几乎所有Python对象都是不可变的。这意味着一旦被创造出来,它们就不能以任何方式被改变。例如,如果a是整数,那么当执行a += 1时,将创建一个全新的整数对象。
全局变量可以在文件的任何地方读取,包括函数内部。
规则是函数不允许创建新的全局对象不需要您使用全局关键字给予特定的权限。为了说明这一点,让我们看看对象的内存位置:
my_list = [1, 2, 3]
print(id(my_list), my_list)
my_list += [4] # my_list is the same list object
print(id(my_list), my_list)
print()
my_int = 123
print(id(my_int), my_int)
my_int += 1 # my_int is a new integer object
print(id(my_int), my_int)
参见Python中的可变对象与不可变对象
考虑一个更简单的例子
resources = {
"water": 300,
"milk": 200,
"coffee": 100,
}
def test(item, val):
resources[item] -= val
test("water", 5)
这个程序可以工作。

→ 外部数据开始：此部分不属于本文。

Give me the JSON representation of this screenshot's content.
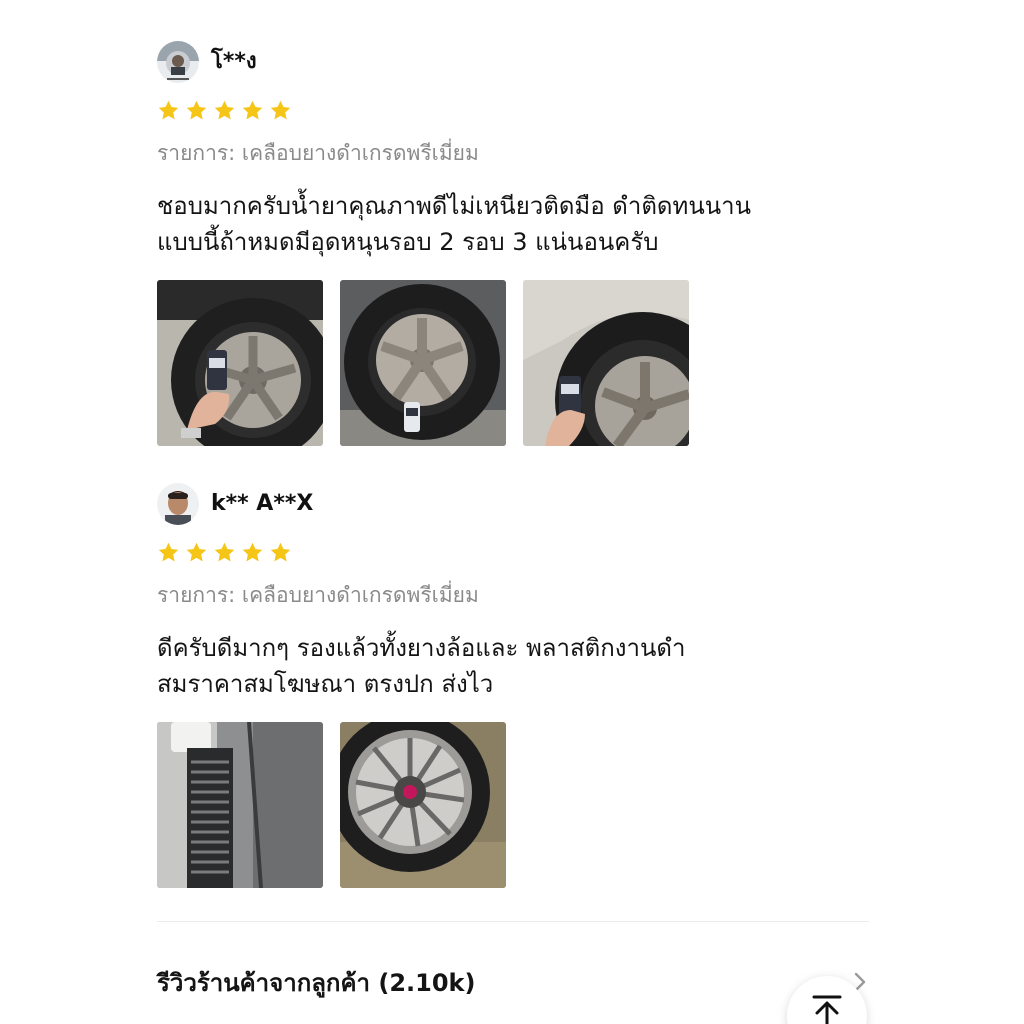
{
  "reviews": [
    {
      "reviewer": "โ**ง",
      "rating": 5,
      "item_label": "รายการ: เคลือบยางดำเกรดพรีเมี่ยม",
      "comment_lines": [
        "ชอบมากครับน้ำยาคุณภาพดีไม่เหนียวติดมือ ดำติดทนนาน",
        "แบบนี้ถ้าหมดมีอุดหนุนรอบ 2 รอบ 3 แน่นอนครับ"
      ],
      "photo_count": 3
    },
    {
      "reviewer": "k** A**X",
      "rating": 5,
      "item_label": "รายการ: เคลือบยางดำเกรดพรีเมี่ยม",
      "comment_lines": [
        "ดีครับดีมากๆ รองแล้วทั้งยางล้อและ พลาสติกงานดำ",
        "สมราคาสมโฆษณา ตรงปก ส่งไว"
      ],
      "photo_count": 2
    }
  ],
  "shop_reviews": {
    "title": "รีวิวร้านค้าจากลูกค้า (2.10k)"
  },
  "icons": {
    "star": "star-icon",
    "chevron": "chevron-right-icon",
    "back_to_top": "back-to-top-icon"
  },
  "colors": {
    "star": "#f5c518",
    "muted_text": "#8a8a8a",
    "divider": "#ebebeb"
  }
}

test更新resources,即使resources不是参数。Python需要知道函数中使用的哪些变量是局部的,哪些不是。规则很简单:在函数中赋值的变量是该函数的局部变量。global关键字打破了这一规则,允许您在全局作用域中分配变量。
在这个例子中
def test2():
var1 = "foo"
print(var2)
global var3
var3 = "baz"
var1在函数中被赋值,所以python将其设置为本地。var2在函数中被引用,但没有被赋值,所以python在全局作用域中查找它的值。var3被赋值了,但它也声明了global,所以局部变量规则被打破了,赋值将进入全局作用域。